Como humanos, solemos sentir algo de estrés al trasladarnos o permanecer en lugares nuevos, pero tenemos una ventaja sobre los perros. Tenemos un lenguaje verbal (que otras personas conocen la mayoría de las veces), por lo que podemos preguntar dónde está el baño o verbalizar una molestia. Nuestro cerebro también nos permite planificar el futuro y leer las señales para saber dónde estamos. Un perro adiestrado puede tener cierta ventaja si entiende cosas como «siéntate», «abajo», «ven», «vete al baño», pero, si los nuevos humanos con los que vive no utilizan las señales correctas (o las palabras que el perro entiende) es como si no supiera nada. Además, algunas de nuestras reglas humanas son arbitrarias, incoherentes y cambian de una situación a otra. Se supone que debemos mantener el silencio en un tipo de edificio (iglesia o biblioteca), pero somos ruidosos en otros (en los bares o en una fiesta). A algunas personas hay que saludarlas con un abrazo, pero a otras hay que darles la mano. Estas reglas son confusas para los humanos, así que ¿cómo esperamos que los perros las cumplan?

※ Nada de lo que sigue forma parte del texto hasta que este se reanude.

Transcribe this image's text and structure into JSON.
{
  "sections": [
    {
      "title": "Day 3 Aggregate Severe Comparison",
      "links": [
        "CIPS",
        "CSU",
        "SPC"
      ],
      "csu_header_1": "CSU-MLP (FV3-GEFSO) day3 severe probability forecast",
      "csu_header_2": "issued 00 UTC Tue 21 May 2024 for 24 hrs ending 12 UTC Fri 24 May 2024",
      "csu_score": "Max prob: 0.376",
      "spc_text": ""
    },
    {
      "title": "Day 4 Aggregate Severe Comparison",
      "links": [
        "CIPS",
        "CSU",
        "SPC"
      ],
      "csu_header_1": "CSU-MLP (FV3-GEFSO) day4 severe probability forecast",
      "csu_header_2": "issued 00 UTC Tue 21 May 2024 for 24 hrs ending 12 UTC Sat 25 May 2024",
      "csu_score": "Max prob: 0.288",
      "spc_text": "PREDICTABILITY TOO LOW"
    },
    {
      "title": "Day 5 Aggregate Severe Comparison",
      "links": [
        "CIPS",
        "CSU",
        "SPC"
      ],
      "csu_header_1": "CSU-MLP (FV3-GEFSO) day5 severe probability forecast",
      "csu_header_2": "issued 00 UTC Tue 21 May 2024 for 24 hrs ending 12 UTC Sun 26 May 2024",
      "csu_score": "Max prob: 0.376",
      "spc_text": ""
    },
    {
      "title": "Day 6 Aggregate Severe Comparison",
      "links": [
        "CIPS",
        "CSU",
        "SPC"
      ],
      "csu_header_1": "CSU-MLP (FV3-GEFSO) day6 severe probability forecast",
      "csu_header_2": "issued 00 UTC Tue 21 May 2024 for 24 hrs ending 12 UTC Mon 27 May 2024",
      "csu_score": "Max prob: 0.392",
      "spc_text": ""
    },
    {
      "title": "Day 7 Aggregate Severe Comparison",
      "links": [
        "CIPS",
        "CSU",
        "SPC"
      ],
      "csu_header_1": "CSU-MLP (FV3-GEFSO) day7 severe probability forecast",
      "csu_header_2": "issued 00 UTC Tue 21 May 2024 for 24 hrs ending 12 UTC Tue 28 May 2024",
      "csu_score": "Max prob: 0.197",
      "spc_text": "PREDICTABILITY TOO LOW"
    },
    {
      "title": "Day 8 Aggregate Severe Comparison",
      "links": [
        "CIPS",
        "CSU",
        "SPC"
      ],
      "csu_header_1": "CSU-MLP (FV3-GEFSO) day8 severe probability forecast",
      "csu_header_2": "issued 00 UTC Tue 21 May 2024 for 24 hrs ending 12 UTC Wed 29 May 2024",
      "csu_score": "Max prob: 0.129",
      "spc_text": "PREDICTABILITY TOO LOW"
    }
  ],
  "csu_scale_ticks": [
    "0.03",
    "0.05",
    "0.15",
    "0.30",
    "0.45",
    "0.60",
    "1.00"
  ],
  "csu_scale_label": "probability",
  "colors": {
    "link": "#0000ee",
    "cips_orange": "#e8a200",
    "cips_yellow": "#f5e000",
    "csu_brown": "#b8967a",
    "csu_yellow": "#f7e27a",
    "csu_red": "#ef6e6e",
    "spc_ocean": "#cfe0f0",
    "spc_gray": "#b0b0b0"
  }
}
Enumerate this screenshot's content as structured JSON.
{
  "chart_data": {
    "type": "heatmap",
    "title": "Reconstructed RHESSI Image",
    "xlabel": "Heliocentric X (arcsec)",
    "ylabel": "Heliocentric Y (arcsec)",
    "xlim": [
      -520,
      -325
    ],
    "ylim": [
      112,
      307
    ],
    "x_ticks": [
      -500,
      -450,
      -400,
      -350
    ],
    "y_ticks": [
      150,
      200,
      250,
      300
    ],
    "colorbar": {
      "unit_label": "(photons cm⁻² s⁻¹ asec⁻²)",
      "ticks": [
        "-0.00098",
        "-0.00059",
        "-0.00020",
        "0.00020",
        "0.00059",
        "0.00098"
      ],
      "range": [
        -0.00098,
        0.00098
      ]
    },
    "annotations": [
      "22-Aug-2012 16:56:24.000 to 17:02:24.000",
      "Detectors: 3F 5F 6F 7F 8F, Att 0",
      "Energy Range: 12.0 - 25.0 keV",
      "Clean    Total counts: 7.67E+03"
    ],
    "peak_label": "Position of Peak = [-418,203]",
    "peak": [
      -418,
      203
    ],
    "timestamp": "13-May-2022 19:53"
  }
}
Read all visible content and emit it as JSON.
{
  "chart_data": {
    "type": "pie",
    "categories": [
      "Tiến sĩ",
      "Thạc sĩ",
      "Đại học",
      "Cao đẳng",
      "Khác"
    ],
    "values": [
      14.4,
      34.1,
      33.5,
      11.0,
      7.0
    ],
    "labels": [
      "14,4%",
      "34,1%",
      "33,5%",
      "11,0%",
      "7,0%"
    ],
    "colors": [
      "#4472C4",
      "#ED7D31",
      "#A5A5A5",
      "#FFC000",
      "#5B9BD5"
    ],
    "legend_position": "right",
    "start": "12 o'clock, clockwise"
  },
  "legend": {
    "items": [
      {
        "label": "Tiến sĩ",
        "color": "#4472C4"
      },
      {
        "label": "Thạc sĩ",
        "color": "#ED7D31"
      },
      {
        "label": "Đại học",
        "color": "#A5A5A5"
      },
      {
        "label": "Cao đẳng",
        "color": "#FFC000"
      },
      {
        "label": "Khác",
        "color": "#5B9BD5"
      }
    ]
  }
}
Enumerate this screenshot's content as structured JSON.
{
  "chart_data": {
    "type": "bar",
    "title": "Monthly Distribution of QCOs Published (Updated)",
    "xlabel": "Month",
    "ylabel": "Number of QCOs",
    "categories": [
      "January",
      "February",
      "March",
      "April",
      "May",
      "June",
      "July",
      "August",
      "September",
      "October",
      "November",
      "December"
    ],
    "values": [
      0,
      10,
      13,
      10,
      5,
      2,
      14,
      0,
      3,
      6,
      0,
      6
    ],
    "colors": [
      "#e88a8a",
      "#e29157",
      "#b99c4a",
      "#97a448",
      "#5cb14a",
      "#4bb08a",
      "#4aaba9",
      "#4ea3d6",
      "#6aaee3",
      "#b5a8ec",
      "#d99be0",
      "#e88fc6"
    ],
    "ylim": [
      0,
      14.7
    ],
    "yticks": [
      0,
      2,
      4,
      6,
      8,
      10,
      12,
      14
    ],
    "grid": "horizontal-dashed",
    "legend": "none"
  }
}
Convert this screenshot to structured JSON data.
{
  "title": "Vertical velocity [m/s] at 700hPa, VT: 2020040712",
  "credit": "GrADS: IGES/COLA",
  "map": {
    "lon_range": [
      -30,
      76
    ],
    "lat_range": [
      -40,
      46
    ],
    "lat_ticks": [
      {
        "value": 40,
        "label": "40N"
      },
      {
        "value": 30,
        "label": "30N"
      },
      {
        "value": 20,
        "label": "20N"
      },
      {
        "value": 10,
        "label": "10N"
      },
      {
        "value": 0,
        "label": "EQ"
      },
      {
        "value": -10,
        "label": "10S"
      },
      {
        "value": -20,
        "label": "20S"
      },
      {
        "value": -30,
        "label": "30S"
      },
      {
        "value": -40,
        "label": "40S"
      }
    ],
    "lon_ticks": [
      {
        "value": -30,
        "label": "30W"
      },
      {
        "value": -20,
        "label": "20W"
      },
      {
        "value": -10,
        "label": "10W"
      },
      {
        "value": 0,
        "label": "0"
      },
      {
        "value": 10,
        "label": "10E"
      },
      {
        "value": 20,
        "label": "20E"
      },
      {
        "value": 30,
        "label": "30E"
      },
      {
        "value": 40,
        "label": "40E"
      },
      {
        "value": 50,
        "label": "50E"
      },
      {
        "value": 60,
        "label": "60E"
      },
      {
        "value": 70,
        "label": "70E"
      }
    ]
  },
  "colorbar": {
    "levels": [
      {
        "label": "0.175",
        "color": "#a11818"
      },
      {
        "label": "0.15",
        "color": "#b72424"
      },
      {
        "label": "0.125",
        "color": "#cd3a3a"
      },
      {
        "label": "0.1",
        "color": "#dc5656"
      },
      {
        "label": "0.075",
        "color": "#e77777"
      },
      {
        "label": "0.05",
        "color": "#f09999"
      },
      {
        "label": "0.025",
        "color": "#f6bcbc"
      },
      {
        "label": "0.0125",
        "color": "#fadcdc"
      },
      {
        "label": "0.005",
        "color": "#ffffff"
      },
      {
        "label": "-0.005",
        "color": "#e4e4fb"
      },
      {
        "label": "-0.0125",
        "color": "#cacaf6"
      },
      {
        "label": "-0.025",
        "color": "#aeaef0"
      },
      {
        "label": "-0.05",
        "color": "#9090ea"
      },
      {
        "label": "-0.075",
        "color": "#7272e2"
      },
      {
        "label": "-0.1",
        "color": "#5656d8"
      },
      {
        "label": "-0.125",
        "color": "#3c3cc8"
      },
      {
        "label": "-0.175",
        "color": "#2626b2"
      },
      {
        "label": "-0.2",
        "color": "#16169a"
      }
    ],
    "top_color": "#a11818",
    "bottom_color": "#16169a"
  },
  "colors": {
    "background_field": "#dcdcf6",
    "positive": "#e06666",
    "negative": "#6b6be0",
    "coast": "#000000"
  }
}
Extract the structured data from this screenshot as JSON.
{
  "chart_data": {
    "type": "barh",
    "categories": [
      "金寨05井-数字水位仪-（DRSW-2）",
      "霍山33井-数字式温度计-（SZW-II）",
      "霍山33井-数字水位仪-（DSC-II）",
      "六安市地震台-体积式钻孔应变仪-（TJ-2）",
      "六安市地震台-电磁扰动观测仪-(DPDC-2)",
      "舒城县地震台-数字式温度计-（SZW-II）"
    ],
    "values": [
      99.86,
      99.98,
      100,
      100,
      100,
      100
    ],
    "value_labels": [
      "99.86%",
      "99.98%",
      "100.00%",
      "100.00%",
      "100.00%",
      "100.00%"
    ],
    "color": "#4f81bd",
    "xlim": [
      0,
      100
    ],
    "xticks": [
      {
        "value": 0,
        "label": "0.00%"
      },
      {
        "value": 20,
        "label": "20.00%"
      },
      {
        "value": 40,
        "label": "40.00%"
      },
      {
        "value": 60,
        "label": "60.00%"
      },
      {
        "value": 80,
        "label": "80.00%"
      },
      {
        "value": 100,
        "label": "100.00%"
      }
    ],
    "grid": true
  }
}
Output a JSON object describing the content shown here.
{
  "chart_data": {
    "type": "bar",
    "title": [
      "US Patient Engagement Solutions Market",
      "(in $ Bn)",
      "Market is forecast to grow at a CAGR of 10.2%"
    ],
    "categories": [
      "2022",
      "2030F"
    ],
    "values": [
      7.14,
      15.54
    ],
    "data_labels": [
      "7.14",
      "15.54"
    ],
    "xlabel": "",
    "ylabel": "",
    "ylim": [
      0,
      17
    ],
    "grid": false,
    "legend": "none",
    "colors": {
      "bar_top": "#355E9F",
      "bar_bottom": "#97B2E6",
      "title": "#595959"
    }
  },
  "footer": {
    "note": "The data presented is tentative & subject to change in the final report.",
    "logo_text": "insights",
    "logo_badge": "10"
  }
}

Nuestra incapacidad para ver las cosas desde la perspectiva de los perros hace que muchas personas interpreten erróneamente los comportamientos caninos como agresivos o dominantes. Una vez consulté a una familia que pensaba que su perro se estaba volviendo agresivo o dominante. El Cocker Spaniel, Joe, atacó a otro perro que entró en su patio trasero con el vecino de mi cliente. Mientras hablábamos del perro que entraba en el patio trasero de Joe, me enteré de que la perra era conocida por Joe porque le ladraba cuando se veían en los paseos. Cuando el vecino entró en el patio trasero con el perro, Joe se asustó, lo que inició el altercado. El otro perro no sufrió daños. Después de comentar el suceso, quedó claro que Joe respondió de forma similar a como respondería un humano si un vecino poco amistoso se colara en el patio sin ser invitado. La gente ha disparado a otras personas por este mismo delito.